Donnerstag, 13. Juli 2017

Am 28. Juni hat sich in Dresden der Bundesverband der Kultur- und Kreativwirtschaft Deutschland („Kreative Deutschland“) gegründet. Bei ihrem Jahrestreffen in Dresden legten Delegierte der verschiedenen Kreativ-Netzwerke Ziele für die nächsten Jahre fest, verabschiedeten die Satzung und wählten den 5-köpfigen Vorstand.

„Wir verstehen uns als branchenübergreifendes Sprachrohr aller Akteure und bieten auch den Verbänden der Teilbranchen Kooperationen an“, sagte Christian Rost vom Verein Kreatives Leipzig. Nur durch Zusammenarbeit könnten die Kreativen „ein starker Partner für Politik und andere Wirtschaftsbranchen sein und klare Akzente für die Förderung der Branche setzen“, fuhr Rost fort. Der Sitz des neuen Bundesverbandes ist Berlin, die neue Anlaufstelle in der Hauptstadt wird im September bezogen. „Unser Ziel ist, die Netzwerke vor Ort zu stärken und ihre Bedarfe an die Politik zu kommunizieren“, beschreibt André Batz vom Kreativnetz Berlin-Neukölln – im Vorstand für die Mitgliederbetreuung zuständig – die Motivation hinter der Gründung.

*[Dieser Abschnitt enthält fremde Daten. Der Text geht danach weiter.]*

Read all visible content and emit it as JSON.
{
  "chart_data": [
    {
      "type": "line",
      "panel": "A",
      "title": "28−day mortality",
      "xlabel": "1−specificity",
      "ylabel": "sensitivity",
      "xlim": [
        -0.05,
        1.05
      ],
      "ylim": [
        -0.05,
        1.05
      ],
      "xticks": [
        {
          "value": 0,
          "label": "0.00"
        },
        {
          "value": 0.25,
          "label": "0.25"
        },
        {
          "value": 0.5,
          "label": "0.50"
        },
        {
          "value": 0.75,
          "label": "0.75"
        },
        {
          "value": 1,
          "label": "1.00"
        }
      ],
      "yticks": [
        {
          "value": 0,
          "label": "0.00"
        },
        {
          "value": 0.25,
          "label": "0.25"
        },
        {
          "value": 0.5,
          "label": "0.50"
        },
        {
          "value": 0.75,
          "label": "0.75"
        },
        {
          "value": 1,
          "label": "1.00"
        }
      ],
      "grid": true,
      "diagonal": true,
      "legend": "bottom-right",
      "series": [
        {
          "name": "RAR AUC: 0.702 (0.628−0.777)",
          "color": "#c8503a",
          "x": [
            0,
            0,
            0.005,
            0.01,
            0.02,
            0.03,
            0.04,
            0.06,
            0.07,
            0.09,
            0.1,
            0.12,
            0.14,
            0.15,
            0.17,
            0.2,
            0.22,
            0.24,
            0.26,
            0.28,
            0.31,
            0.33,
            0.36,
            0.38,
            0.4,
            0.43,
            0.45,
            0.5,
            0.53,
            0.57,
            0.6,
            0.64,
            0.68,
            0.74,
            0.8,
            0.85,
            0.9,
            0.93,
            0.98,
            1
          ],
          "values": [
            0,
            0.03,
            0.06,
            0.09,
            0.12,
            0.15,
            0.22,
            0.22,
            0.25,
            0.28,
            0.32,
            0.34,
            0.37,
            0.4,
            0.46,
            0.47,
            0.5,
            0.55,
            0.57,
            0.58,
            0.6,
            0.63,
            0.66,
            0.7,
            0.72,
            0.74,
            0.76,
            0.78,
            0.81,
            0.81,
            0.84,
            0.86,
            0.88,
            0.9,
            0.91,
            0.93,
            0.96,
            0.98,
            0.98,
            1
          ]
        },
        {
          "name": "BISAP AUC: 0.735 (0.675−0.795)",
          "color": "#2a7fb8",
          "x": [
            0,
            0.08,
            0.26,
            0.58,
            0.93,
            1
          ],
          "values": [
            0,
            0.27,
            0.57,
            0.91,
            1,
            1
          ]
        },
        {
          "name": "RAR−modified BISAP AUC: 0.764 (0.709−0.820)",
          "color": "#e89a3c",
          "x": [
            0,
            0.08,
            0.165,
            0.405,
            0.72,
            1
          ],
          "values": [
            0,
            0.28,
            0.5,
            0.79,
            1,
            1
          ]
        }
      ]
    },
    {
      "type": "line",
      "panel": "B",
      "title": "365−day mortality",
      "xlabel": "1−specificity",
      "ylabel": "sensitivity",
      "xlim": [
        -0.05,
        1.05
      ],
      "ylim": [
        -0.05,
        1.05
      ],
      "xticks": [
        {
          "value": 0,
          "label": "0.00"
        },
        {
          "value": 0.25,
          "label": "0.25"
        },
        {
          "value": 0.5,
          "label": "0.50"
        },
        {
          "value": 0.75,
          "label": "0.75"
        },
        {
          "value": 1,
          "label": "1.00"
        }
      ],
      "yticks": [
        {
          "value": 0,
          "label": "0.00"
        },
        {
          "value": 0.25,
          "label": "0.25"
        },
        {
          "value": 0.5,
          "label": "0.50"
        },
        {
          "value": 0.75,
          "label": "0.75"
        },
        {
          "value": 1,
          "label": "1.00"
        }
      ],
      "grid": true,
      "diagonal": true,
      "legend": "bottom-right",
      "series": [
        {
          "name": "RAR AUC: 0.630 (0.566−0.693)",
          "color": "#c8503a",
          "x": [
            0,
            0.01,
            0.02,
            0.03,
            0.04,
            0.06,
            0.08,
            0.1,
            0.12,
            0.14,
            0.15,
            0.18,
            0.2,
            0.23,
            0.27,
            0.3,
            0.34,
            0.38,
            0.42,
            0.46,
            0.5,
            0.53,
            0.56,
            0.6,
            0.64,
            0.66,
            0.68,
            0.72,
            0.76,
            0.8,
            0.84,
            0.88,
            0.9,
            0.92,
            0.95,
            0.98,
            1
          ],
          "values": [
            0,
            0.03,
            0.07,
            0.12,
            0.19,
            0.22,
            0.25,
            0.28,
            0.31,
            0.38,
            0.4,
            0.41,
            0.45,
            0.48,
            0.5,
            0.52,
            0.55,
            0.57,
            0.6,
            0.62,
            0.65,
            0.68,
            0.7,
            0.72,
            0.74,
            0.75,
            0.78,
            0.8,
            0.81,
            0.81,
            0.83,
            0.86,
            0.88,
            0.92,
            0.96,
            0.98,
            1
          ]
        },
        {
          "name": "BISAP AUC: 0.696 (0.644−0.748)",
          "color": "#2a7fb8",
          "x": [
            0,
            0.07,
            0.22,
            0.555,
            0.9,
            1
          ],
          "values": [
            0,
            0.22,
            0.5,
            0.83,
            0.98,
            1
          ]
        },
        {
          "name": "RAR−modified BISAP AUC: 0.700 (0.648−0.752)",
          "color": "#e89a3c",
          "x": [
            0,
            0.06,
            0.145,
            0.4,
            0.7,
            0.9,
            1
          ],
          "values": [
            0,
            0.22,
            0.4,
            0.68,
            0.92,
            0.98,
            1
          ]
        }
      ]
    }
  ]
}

Beim Jahrestreffen erarbeitete die Kreative Deutschland auch Wahlprüfsteine für die Parteien vor der Bundestagswahl. „Wir wollen von den Parteien ganz konkret wissen, was sie in der nächsten Legislaturperiode für unsere krisenresistente und innovative Branche tun wollen“, sagte Lars Faßmann vom Landesverband Kreatives Sachsen. Anlass des Jahrestreffens war die Eröffnung des neuen Sächsischen Zentrums für Kultur- und Kreativwirtschaft „Kreatives Sachsen“ im Kraftwerk Mitte in Dresden. Betreiber des Zentrums ist der Landesverband der Kultur- und Kreativwirtschaft Sachsen e.V. Es bietet umfangreiche landesweite Unterstützungsmaßnahmen für die Branche an und ist deutschlandweit die erste Fördereinrichtung für Kultur- und Kreativschaffende, die von den Verbänden der Akteure selbst getragen wird. Das Sächsische Staatsministerium für Wirtschaft, Arbeit und Verkehr fördert die Maßnahmen mit 2,5 Mio. Euro in den kommenden fünf Jahren.